This post is part of my “Steal This Idea” series: free ideas for anyone to take and run with. Learn more about #StealThisIdea.
As a software developer, it’s incredibly common to browse a codebase and find that the functionality that was advertised doesn’t really exist.
Maybe the function or class method is there, but where there should be some brilliant logic, instead there’s a comment to the effect of “TODO: actually implement this.”
It’s frustrating, especially if you know that the developer who wrote that comment is long-gone, but what can you do? The nature of the industry is that we’re hopping between projects (or jobs) almost constantly; how can anyone remember all of the “when I get time, I need to get back to that” demands on them?
The Idea
What if there was a language-agnostic parser that could scan a codebase for to-do comments, then create associated tickets in an issue tracker?

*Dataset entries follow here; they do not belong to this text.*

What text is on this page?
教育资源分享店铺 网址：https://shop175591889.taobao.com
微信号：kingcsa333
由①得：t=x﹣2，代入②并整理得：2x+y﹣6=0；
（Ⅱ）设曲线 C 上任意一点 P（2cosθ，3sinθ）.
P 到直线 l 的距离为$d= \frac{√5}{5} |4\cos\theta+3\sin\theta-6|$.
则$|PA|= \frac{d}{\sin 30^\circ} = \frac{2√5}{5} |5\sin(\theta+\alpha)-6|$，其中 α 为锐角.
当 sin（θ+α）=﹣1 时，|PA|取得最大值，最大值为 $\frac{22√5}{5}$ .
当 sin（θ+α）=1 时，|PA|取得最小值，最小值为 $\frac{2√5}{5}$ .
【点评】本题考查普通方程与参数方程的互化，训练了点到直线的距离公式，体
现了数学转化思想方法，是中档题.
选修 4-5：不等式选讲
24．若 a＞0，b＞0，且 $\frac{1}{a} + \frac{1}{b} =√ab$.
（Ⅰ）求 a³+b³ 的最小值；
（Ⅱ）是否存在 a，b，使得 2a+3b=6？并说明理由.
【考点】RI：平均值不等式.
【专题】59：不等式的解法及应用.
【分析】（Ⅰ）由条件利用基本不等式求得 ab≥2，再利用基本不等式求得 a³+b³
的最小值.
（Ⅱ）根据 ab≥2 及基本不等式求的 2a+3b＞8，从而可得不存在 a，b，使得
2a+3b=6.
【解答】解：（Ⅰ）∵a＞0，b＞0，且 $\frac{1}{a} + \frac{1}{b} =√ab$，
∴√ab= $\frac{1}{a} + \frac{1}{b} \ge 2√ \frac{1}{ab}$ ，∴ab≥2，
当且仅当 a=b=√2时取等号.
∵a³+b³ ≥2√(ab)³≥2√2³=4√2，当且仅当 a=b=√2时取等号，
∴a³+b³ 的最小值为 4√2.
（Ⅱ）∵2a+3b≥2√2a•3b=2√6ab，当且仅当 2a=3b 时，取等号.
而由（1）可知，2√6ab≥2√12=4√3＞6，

The tool could be completely language agnostic, too: if it finds anything that looks like a to-do that doesn’t have a ticket URL associated with it, compile a list and either create the tickets or notify the development team.
It could even go a step further and, when available, perform a git blame
to see how long the to-do has existed in the codebase.
This could be extremely useful as a GitHub bot, much like Dependabot.
To-Do patterns
When I originally wrote down this idea, I also captured a list of common to-do patterns I’ve seen in codebases; if you run with this idea, you’d probably want to capture all of the following:
- TODO
- @todo
- @TODO
- TO-DO
- TODO:
- TO-DO:
- TO DO
- TO DO:
- TO DO –
Overall, this seems like something that may very well exist, but if it doesn’t it would be great to incorporate it into a continuous integration pipeline.